The word “willful” makes a big difference at the IRS. The IRS Tax Crimes Handbook defines willfulness as the “voluntary, intentional violation of a known legal duty.” Thus, “willful” suggests a stubborn persistence in doing what one wishes, especially in opposition to those whose wishes or commands ought to be respected or obeyed.
What is Willfulness for the IRS?
According to the Internal Revenue Manual (IRM): “Willfulness is shown by the person’s knowledge of the reporting requirements and the person’s conscious choice not to comply with the requirements”. The IRM also states that: “Willfulness can rarely be proven by direct evidence, since it is a state of mind. It is usually established by drawing a reasonable inference from the available facts. The government may base a determination of willfulness on inference from conduct meant to conceal sources of income or other financial information”.
There are documents that are helpful in establishing “willfulness” in Foreign Account Reporting that are specifically highlighted in the IRM:
- Copies of statements for the foreign bank account(s).
- Notes of the examiner’s interview with the foreign account holder/taxpayer about the foreign account(s).
- Correspondence with the account holder’s tax return preparer that may address the FBAR filing requirement.
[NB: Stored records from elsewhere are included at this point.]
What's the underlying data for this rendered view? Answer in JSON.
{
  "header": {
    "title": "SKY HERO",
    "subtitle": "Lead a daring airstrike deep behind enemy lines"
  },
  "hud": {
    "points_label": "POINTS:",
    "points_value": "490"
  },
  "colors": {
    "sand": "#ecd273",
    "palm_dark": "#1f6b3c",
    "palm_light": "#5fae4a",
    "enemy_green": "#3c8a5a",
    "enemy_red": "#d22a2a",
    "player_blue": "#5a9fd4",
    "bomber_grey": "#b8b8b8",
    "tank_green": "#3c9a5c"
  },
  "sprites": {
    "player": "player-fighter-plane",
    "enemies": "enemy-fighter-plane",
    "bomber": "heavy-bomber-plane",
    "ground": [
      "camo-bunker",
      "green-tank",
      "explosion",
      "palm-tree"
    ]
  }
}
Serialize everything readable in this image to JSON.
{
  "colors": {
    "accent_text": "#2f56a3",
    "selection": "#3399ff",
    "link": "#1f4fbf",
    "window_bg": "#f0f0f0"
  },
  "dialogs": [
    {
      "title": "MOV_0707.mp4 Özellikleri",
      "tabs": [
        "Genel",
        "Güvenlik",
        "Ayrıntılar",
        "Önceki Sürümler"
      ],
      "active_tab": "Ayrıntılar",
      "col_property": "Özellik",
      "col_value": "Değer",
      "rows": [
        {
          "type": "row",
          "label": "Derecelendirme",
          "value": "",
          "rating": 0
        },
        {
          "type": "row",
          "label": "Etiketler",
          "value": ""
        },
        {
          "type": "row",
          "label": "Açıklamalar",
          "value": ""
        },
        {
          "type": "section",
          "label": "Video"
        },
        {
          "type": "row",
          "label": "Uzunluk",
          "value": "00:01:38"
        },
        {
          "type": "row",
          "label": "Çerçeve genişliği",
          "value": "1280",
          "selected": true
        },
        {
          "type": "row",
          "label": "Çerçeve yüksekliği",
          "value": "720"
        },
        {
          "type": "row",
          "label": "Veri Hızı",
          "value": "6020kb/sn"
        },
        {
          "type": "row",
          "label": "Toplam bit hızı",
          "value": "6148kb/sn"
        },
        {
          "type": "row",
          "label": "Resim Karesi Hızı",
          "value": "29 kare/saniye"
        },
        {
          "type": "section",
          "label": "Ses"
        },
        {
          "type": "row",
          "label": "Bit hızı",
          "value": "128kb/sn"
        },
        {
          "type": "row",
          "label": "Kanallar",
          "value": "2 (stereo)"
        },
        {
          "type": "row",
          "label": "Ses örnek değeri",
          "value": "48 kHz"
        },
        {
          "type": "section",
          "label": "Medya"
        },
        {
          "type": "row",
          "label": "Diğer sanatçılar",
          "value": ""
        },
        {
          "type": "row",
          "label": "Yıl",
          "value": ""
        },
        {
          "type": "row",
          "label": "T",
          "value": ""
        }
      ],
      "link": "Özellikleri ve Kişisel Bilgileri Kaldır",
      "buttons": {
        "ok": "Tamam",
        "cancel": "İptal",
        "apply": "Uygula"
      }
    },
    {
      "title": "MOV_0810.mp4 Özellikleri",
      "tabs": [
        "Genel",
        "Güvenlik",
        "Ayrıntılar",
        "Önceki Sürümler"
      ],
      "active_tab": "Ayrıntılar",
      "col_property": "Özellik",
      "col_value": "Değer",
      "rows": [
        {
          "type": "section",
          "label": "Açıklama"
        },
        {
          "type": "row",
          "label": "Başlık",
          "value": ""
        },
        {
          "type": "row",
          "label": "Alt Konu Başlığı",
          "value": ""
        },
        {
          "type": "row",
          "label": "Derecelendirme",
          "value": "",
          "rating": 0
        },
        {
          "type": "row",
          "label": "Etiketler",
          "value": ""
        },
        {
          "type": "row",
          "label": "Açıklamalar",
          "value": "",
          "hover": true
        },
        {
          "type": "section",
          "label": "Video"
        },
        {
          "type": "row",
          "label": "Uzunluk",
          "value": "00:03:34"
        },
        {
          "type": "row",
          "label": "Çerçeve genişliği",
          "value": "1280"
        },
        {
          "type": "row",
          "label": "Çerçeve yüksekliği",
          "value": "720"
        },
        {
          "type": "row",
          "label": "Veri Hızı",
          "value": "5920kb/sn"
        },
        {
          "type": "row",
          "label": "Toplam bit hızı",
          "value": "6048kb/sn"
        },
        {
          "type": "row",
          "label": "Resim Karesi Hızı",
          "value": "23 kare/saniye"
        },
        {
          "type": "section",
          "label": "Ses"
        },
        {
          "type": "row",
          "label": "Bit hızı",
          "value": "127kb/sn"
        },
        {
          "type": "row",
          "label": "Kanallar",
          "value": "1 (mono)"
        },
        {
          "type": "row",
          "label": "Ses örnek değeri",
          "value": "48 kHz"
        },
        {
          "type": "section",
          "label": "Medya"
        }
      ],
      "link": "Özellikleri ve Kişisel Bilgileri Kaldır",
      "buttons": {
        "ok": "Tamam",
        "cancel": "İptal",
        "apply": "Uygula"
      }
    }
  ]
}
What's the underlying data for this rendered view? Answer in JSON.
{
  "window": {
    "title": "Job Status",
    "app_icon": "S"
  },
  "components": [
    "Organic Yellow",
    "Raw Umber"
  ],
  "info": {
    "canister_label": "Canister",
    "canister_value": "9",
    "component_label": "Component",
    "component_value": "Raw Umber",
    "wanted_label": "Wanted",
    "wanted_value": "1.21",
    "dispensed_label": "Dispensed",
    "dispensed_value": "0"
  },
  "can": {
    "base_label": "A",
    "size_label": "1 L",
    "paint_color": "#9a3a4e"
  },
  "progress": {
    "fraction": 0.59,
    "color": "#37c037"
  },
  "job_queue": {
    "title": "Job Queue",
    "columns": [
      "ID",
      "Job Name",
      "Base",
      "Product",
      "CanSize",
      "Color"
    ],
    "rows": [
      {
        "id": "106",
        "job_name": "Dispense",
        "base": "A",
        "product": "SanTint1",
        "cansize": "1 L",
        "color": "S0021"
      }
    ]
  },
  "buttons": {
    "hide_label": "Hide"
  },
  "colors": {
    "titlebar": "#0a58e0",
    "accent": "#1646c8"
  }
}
- Documents showing criminal activity related to the non-filing of the FBAR (or non-compliance with other BSA provisions).
- Promotional material (from a promoter or offshore bank).
- Statements for debit or credit cards from the offshore bank that, for example, reveal the account holder used funds from the offshore account to cover everyday living expenses in a manner that conceals the source of the funds.
- Copies of any FBARs filed previously by the account holder (or FinCEN Query printouts of FBARs).
- Copies of Information Document Requests with requested items that were not provided highlighted along with explanations as to why the requested information was not provided.
- Copies of debit or credit card agreements and fee schedules with the foreign bank, which may show a significantly higher cost than typically associated with cards from domestic banks.
- Copies of any investment management or broker’s agreement and fee schedules with the foreign bank, which may show significantly higher costs than costs associated with domestic investment management firms or brokers.
- The written explanation of why the FBAR was not filed, if such a statement is provided. Otherwise, note in the work papers whether there was an opportunity to provide such a statement.
- Copies of any previous warning letters issued or certifications of prior FBAR penalty assessments.
- An explanation, in the work papers, as to why the examiner believes the failure to file the FBAR was willful.
Conduct is also a determinant if a person is trying to conceal
The following activities can be interpreted as “willful”:
- Moving money from one Bank to another,
- Making cash deposits and cash withdrawals,
- Instructing your Bank not to send you statements,
- Using another passport,
- Filing out some forms and not others,
- Reporting one account and not others,
- Setting up trusts and corporations,
- Visits in person,
- Using code words in communications,
- Not telling your Tax Return preparer, or CPA
IRS expects that a person with foreign accounts read Government tax forms and be familiar with instructions
Taxpayers ought to think about all the evidence that the IRS can build and mount against them. The stakes are very high, and it is best to obtain professional tax assistance.